A Hand-Eye Calibration Method for Skin in Situ Printing Based on Feature Point Extraction by Point Cloud Segmentation

Skin burn treatment is an urgent problem in the clinic. Skin in situ printing technology was expected to treat skin burns with accurate in situ construction of skin tissue. The first step in the skin in situ printing is to calibrate the hand-eye of the printhead and scanner. However, the accuracy of the existing industrial hand-eye calibration methods is difficult to be applied to the treatment of burned skin. According to the high precision requirement of skin in situ printing, a hand-eye calibration method based on point cloud segmentation feature point extraction is proposed in this paper.

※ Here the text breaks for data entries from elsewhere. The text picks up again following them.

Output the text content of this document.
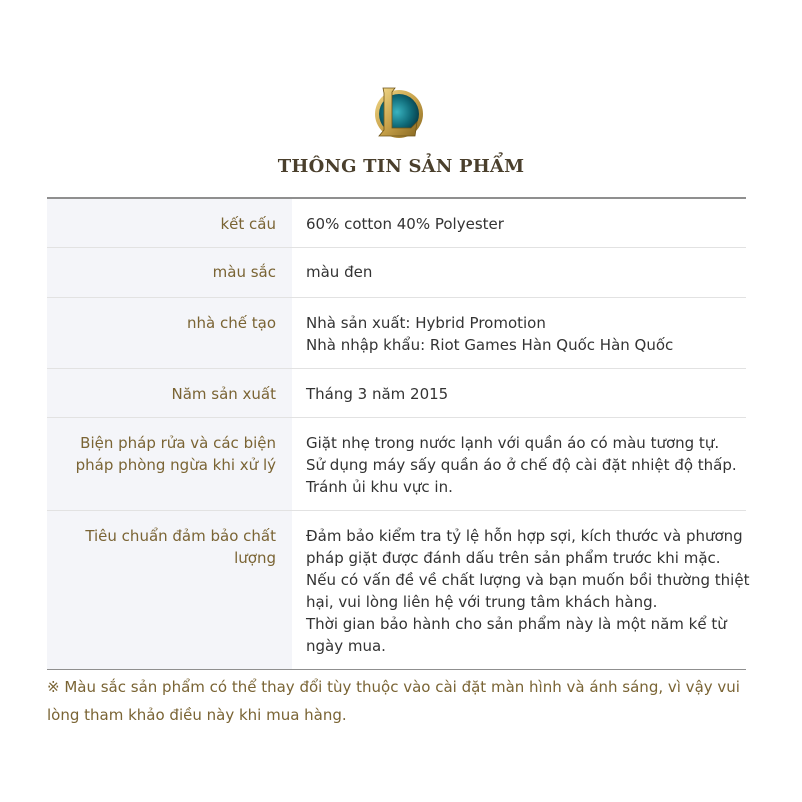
THÔNG TIN SẢN PHẨM
kết cấu 60% cotton 40% Polyester
màu sắc màu đen
nhà chế tạo Nhà sản xuất: Hybrid Promotion
Nhà nhập khẩu: Riot Games Hàn Quốc Hàn Quốc
Năm sản xuất Tháng 3 năm 2015
Biện pháp rửa và các biện
pháp phòng ngừa khi xử lý
Giặt nhẹ trong nước lạnh với quần áo có màu tương tự.
Sử dụng máy sấy quần áo ở chế độ cài đặt nhiệt độ thấp.
Tránh ủi khu vực in.
Tiêu chuẩn đảm bảo chất
lượng
Đảm bảo kiểm tra tỷ lệ hỗn hợp sợi, kích thước và phương
pháp giặt được đánh dấu trên sản phẩm trước khi mặc.
Nếu có vấn đề về chất lượng và bạn muốn bồi thường thiệt
hại, vui lòng liên hệ với trung tâm khách hàng.
Thời gian bảo hành cho sản phẩm này là một năm kể từ
ngày mua.
※ Màu sắc sản phẩm có thể thay đổi tùy thuộc vào cài đặt màn hình và ánh sáng, vì vậy vui
lòng tham khảo điều này khi mua hàng.
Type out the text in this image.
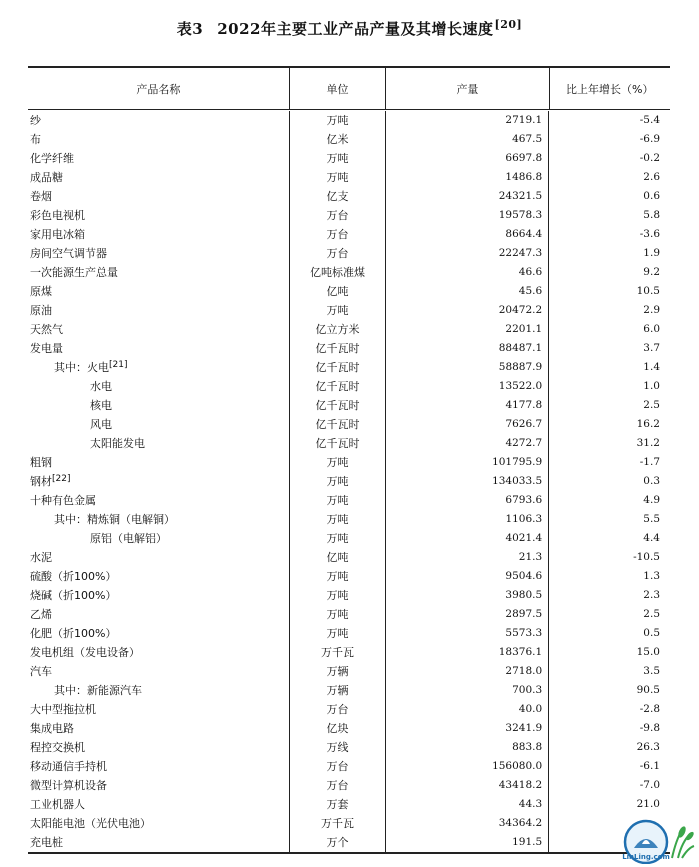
表3 2022年主要工业产品产量及其增长速度[20]
产品名称	单位	产量	比上年增长（%）
纱	万吨	2719.1	-5.4
布	亿米	467.5	-6.9
化学纤维	万吨	6697.8	-0.2
成品糖	万吨	1486.8	2.6
卷烟	亿支	24321.5	0.6
彩色电视机	万台	19578.3	5.8
家用电冰箱	万台	8664.4	-3.6
房间空气调节器	万台	22247.3	1.9
一次能源生产总量	亿吨标准煤	46.6	9.2
原煤	亿吨	45.6	10.5
原油	万吨	20472.2	2.9
天然气	亿立方米	2201.1	6.0
发电量	亿千瓦时	88487.1	3.7
其中：火电[21]	亿千瓦时	58887.9	1.4
水电	亿千瓦时	13522.0	1.0
核电	亿千瓦时	4177.8	2.5
风电	亿千瓦时	7626.7	16.2
太阳能发电	亿千瓦时	4272.7	31.2
粗钢	万吨	101795.9	-1.7
钢材[22]	万吨	134033.5	0.3
十种有色金属	万吨	6793.6	4.9
其中：精炼铜（电解铜）	万吨	1106.3	5.5
原铝（电解铝）	万吨	4021.4	4.4
水泥	亿吨	21.3	-10.5
硫酸（折100%）	万吨	9504.6	1.3
烧碱（折100%）	万吨	3980.5	2.3
乙烯	万吨	2897.5	2.5
化肥（折100%）	万吨	5573.3	0.5
发电机组（发电设备）	万千瓦	18376.1	15.0
汽车	万辆	2718.0	3.5
其中：新能源汽车	万辆	700.3	90.5
大中型拖拉机	万台	40.0	-2.8
集成电路	亿块	3241.9	-9.8
程控交换机	万线	883.8	26.3
移动通信手持机	万台	156080.0	-6.1
微型计算机设备	万台	43418.2	-7.0
工业机器人	万套	44.3	21.0
太阳能电池（光伏电池）	万千瓦	34364.2
充电桩	万个	191.5
LinLing.com
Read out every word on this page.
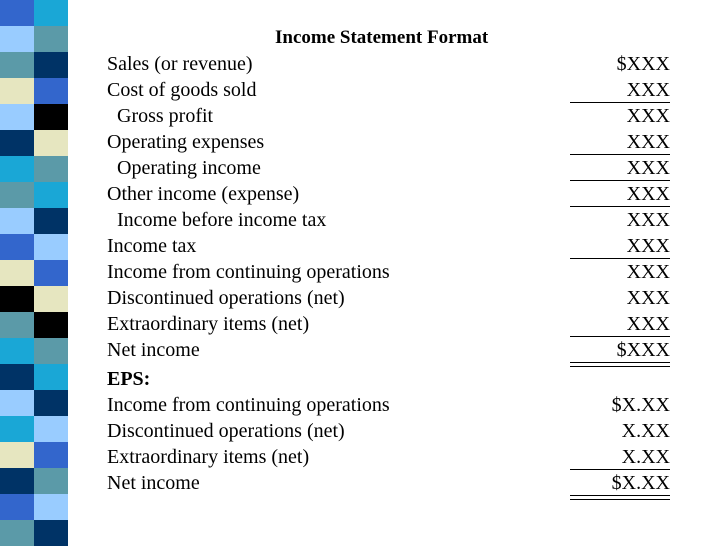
Income Statement Format
Sales (or revenue)	$XXX
Cost of goods sold	XXX
Gross profit	XXX
Operating expenses	XXX
Operating income	XXX
Other income (expense)	XXX
Income before income tax	XXX
Income tax	XXX
Income from continuing operations	XXX
Discontinued operations (net)	XXX
Extraordinary items (net)	XXX
Net income	$XXX
EPS:
Income from continuing operations	$X.XX
Discontinued operations (net)	X.XX
Extraordinary items (net)	X.XX
Net income	$X.XX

Firstly, the statistical filtering method, cluster segmentation method, and RANSAC method are used to remove noise points, plane fitting, and feature point extraction for the scanned point clouds. Then, the feature points processed by the point cloud were matched with the feature points in the coordinate system of the three-dimensional measurement platform and the rotation translation matrix between the coordinate system of the three-dimensional printing platform. The coordinate system of the binocular laser three-dimensional scanner was obtained by the singular value decomposition method. Finally, the wrong cloud data is removed in turn. The hand-eye calibration experimental results show that compared with the method without feature point extraction by point cloud segmentation, the proposed method reduces the average distance and maximum error of the XYZ axis by 78.477% and 82.301%, respectively. Compared with other hand-eye calibration methods, the average distance error is increased from 0.060mm to 0.040mm. It is proved that the hand-eye calibration based on feature point extraction by point cloud segmentation can meet the needs of skin in situ printing, which makes preparation for subsequent skin in situ printing experiments and makes it possible to treat skin burns in situ clinically.